Clifford Roberts left school after the ninth grade, but as an investment banker made his way to Wall Street, where success put him in the company of great men. He was the first chairman of Augusta National (1931-1976) and had a restless discontent with the status quo of tournament golf. He conceived of the over- and under-par scoring system that we still use today. It was his ideas that led to free parking and pairing sheets, observation stands and roped-off fairways and greens. Those were ideas which accommodated needs that neither players nor patrons had yet thought of. When asked what made the Masters, Roberts was quick to deflect credit. “Bob Jones, of course,” he said. “His presence. Then the double eagle.”

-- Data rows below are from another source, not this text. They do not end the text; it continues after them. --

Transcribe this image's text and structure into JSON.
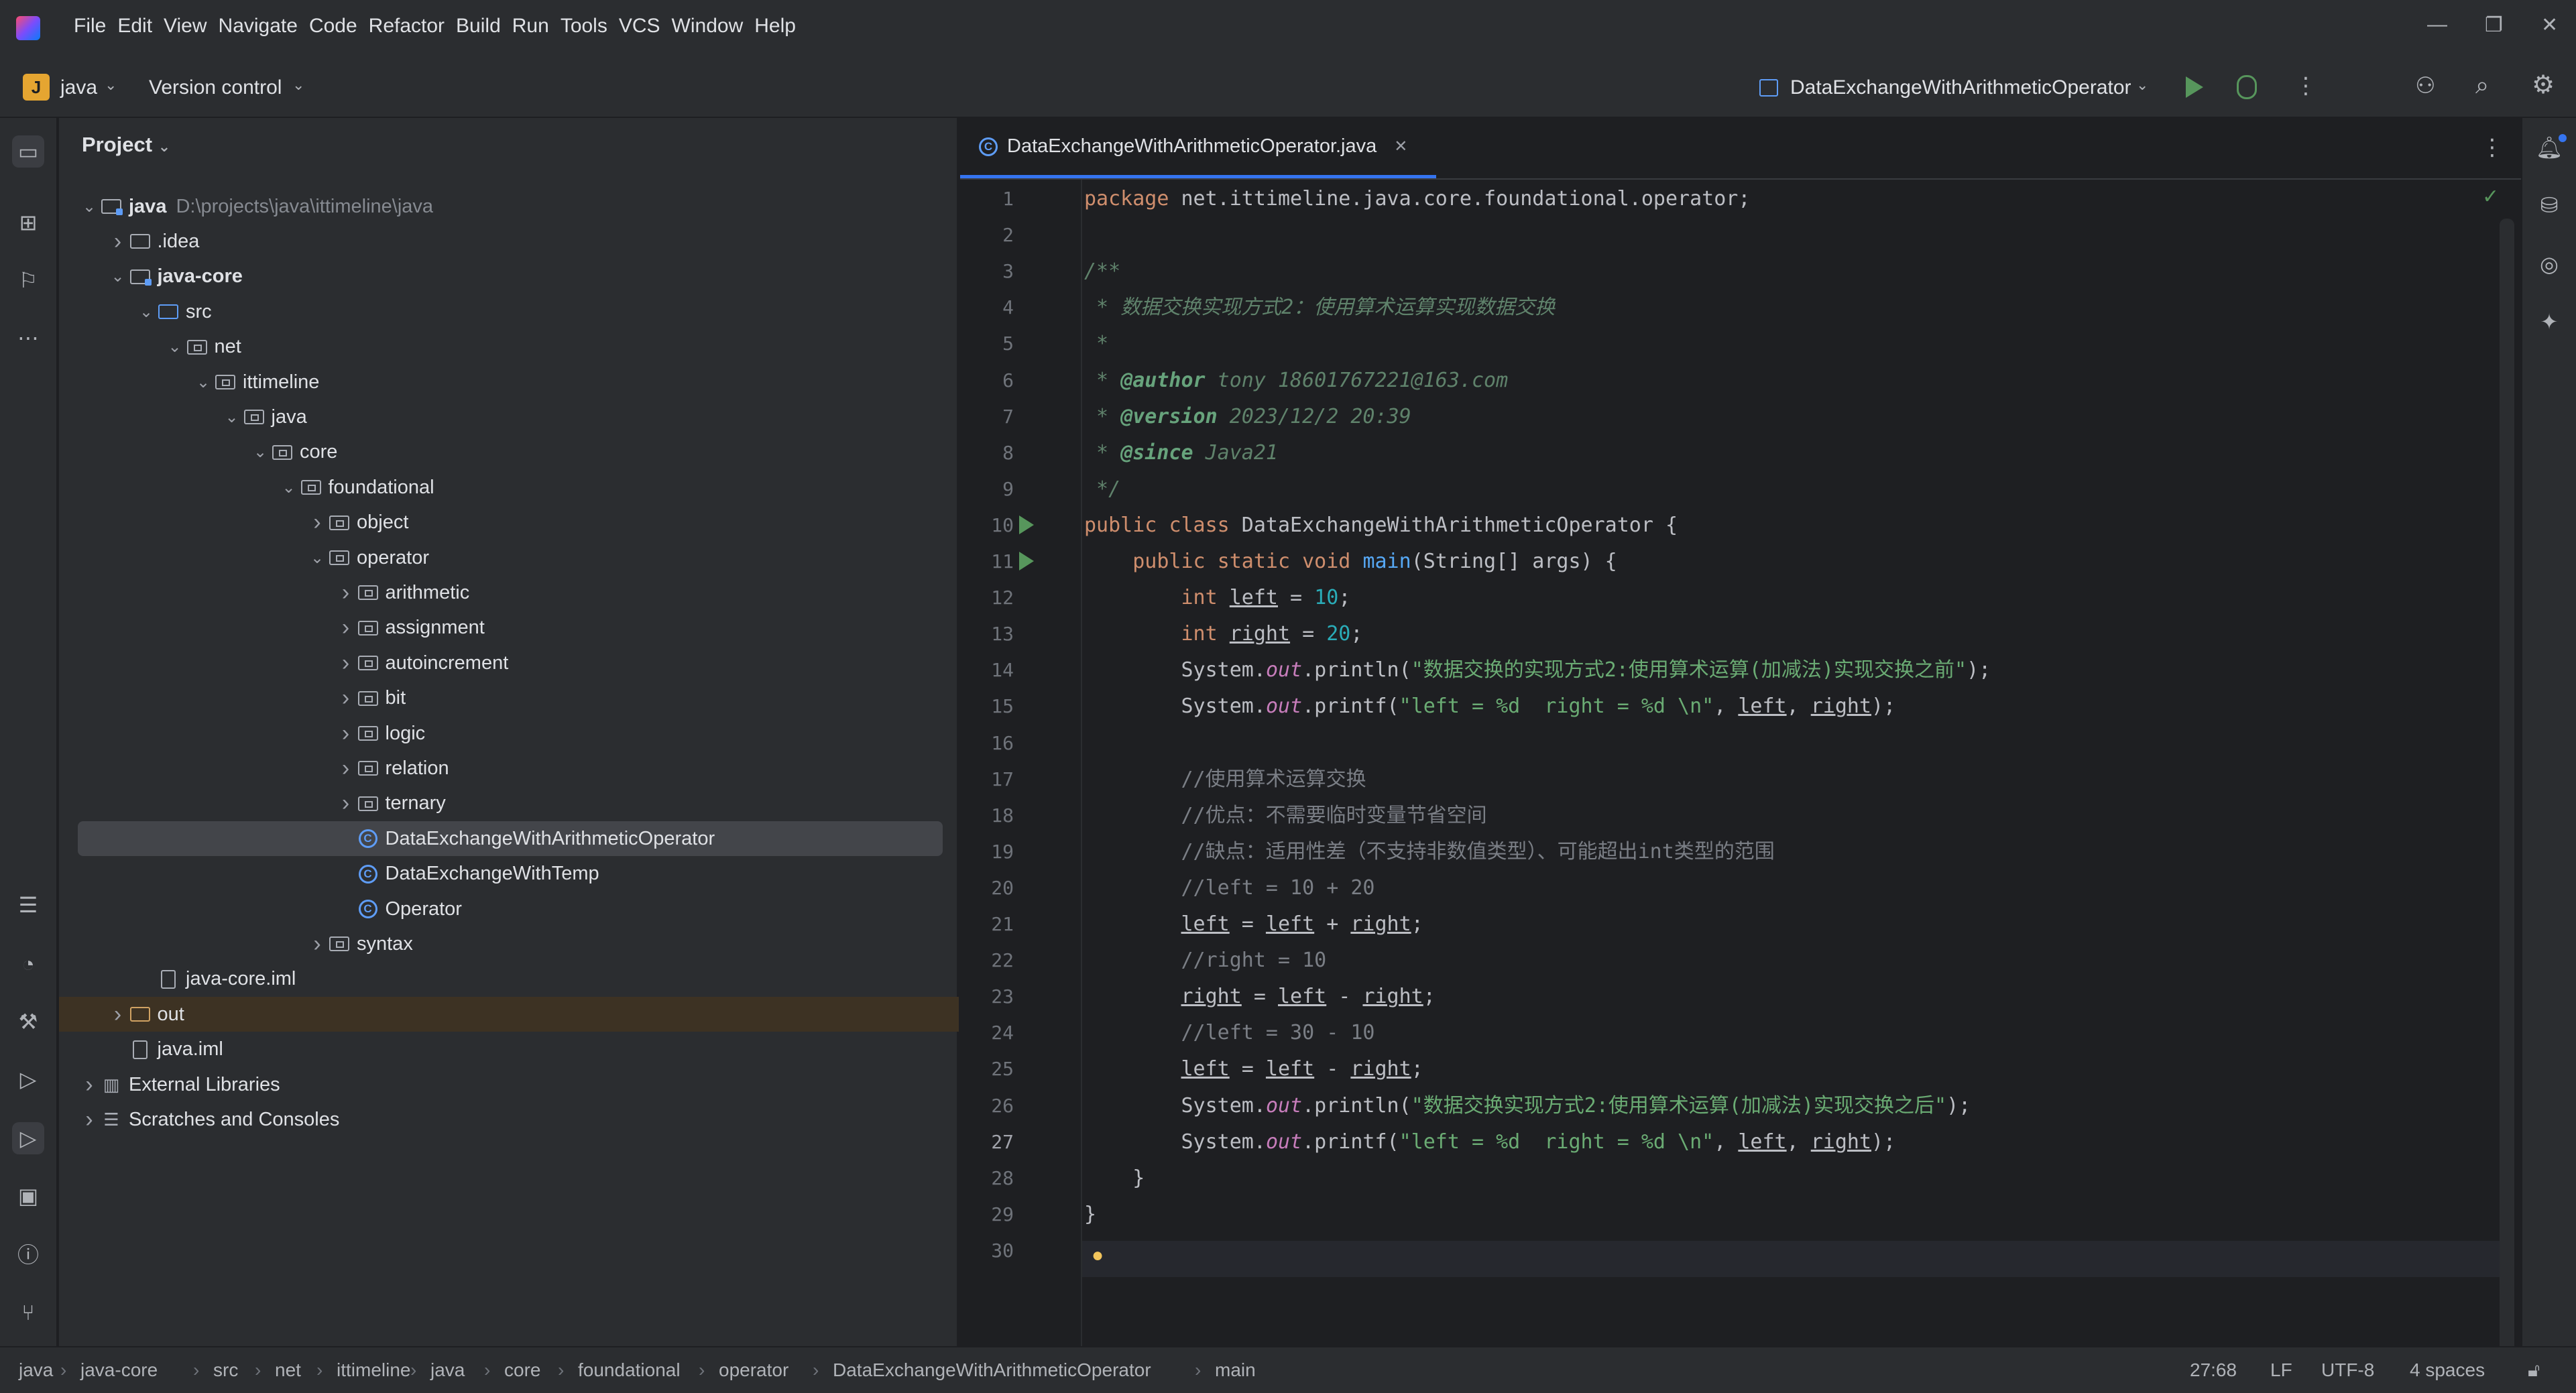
{
  "app": {
    "logo": "intellij-logo"
  },
  "menu": [
    "File",
    "Edit",
    "View",
    "Navigate",
    "Code",
    "Refactor",
    "Build",
    "Run",
    "Tools",
    "VCS",
    "Window",
    "Help"
  ],
  "toolbar": {
    "project_badge": "J",
    "project_name": "java",
    "vcs": "Version control",
    "run_config": "DataExchangeWithArithmeticOperator"
  },
  "project_panel": {
    "title": "Project",
    "tree": [
      {
        "label": "java",
        "extra": "D:\\projects\\java\\ittimeline\\java",
        "depth": 0,
        "expanded": true,
        "icon": "module-folder",
        "bold": true
      },
      {
        "label": ".idea",
        "depth": 1,
        "expanded": false,
        "icon": "folder"
      },
      {
        "label": "java-core",
        "depth": 1,
        "expanded": true,
        "icon": "module-folder",
        "bold": true
      },
      {
        "label": "src",
        "depth": 2,
        "expanded": true,
        "icon": "source-folder"
      },
      {
        "label": "net",
        "depth": 3,
        "expanded": true,
        "icon": "package"
      },
      {
        "label": "ittimeline",
        "depth": 4,
        "expanded": true,
        "icon": "package"
      },
      {
        "label": "java",
        "depth": 5,
        "expanded": true,
        "icon": "package"
      },
      {
        "label": "core",
        "depth": 6,
        "expanded": true,
        "icon": "package"
      },
      {
        "label": "foundational",
        "depth": 7,
        "expanded": true,
        "icon": "package"
      },
      {
        "label": "object",
        "depth": 8,
        "expanded": false,
        "icon": "package"
      },
      {
        "label": "operator",
        "depth": 8,
        "expanded": true,
        "icon": "package"
      },
      {
        "label": "arithmetic",
        "depth": 9,
        "expanded": false,
        "icon": "package"
      },
      {
        "label": "assignment",
        "depth": 9,
        "expanded": false,
        "icon": "package"
      },
      {
        "label": "autoincrement",
        "depth": 9,
        "expanded": false,
        "icon": "package"
      },
      {
        "label": "bit",
        "depth": 9,
        "expanded": false,
        "icon": "package"
      },
      {
        "label": "logic",
        "depth": 9,
        "expanded": false,
        "icon": "package"
      },
      {
        "label": "relation",
        "depth": 9,
        "expanded": false,
        "icon": "package"
      },
      {
        "label": "ternary",
        "depth": 9,
        "expanded": false,
        "icon": "package"
      },
      {
        "label": "DataExchangeWithArithmeticOperator",
        "depth": 9,
        "icon": "class",
        "selected": true
      },
      {
        "label": "DataExchangeWithTemp",
        "depth": 9,
        "icon": "class"
      },
      {
        "label": "Operator",
        "depth": 9,
        "icon": "class"
      },
      {
        "label": "syntax",
        "depth": 8,
        "expanded": false,
        "icon": "package"
      },
      {
        "label": "java-core.iml",
        "depth": 2,
        "icon": "file"
      },
      {
        "label": "out",
        "depth": 1,
        "expanded": false,
        "icon": "out-folder",
        "excluded": true
      },
      {
        "label": "java.iml",
        "depth": 1,
        "icon": "file"
      },
      {
        "label": "External Libraries",
        "depth": 0,
        "expanded": false,
        "icon": "library"
      },
      {
        "label": "Scratches and Consoles",
        "depth": 0,
        "expanded": false,
        "icon": "scratches"
      }
    ]
  },
  "editor": {
    "tab_title": "DataExchangeWithArithmeticOperator.java",
    "current_line": 27,
    "line_numbers": [
      "1",
      "2",
      "3",
      "4",
      "5",
      "6",
      "7",
      "8",
      "9",
      "10",
      "11",
      "12",
      "13",
      "14",
      "15",
      "16",
      "17",
      "18",
      "19",
      "20",
      "21",
      "22",
      "23",
      "24",
      "25",
      "26",
      "27",
      "28",
      "29",
      "30"
    ],
    "code": [
      "package net.ittimeline.java.core.foundational.operator;",
      "",
      "/**",
      " * 数据交换实现方式2：使用算术运算实现数据交换",
      " *",
      " * @author tony 18601767221@163.com",
      " * @version 2023/12/2 20:39",
      " * @since Java21",
      " */",
      "public class DataExchangeWithArithmeticOperator {",
      "    public static void main(String[] args) {",
      "        int left = 10;",
      "        int right = 20;",
      "        System.out.println(\"数据交换的实现方式2:使用算术运算(加减法)实现交换之前\");",
      "        System.out.printf(\"left = %d  right = %d \\n\", left, right);",
      "",
      "        //使用算术运算交换",
      "        //优点：不需要临时变量节省空间",
      "        //缺点：适用性差（不支持非数值类型）、可能超出int类型的范围",
      "        //left = 10 + 20",
      "        left = left + right;",
      "        //right = 10",
      "        right = left - right;",
      "        //left = 30 - 10",
      "        left = left - right;",
      "        System.out.println(\"数据交换实现方式2:使用算术运算(加减法)实现交换之后\");",
      "        System.out.printf(\"left = %d  right = %d \\n\", left, right);",
      "    }",
      "}",
      ""
    ]
  },
  "statusbar": {
    "breadcrumbs": [
      "java",
      "java-core",
      "src",
      "net",
      "ittimeline",
      "java",
      "core",
      "foundational",
      "operator",
      "DataExchangeWithArithmeticOperator",
      "main"
    ],
    "position": "27:68",
    "line_sep": "LF",
    "encoding": "UTF-8",
    "indent": "4 spaces"
  },
  "colors": {
    "accent": "#3574f0",
    "run_green": "#57965c",
    "bg": "#1e1f22",
    "panel": "#2b2d30"
  }
}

Bob Jones earned a mechanical engineering degree at Georgia Tech in 1922, a bachelor of arts degree in English literature from Harvard College in 1924, then passed the bar in 1926 after only three semesters at Emory School of Law. He won seven opens and six amateur major championships by the age of 28. In 1930 he won two of each in a feat of such deep-water greatness it was beyond the grasp of almost everyone to understand, let alone name (with apologies to George Trevor, who came up with “the Impregnable Quadrilateral,” and O.B. Keeler, who dubbed it a “Grand Slam”).
The degrees and championships were the product of a man fizzing with moxie and intelligence, but years later, when the moss was creeping up once-heroic limbs, it was tales of Jones’ sportsmanship and sense of fair play that preceded him.
President Eisenhower once said of Jones, “Those who have been fortunate enough to know him realize that his fame as a golfer is transcended by his inestimable qualities as a human being.”
Bob Jones knew sport was about more than winning. He knew also that it was more than entertainment, that at its best it also plays a role in communicating values.
The idea for Augusta National Golf Club and the Masters began with Jones, but long after he retired, it was the men listed here and scores of others like them, men of immeasurable abilities and ambition who kept alive, in this course and in this tournament, the promise of his genius.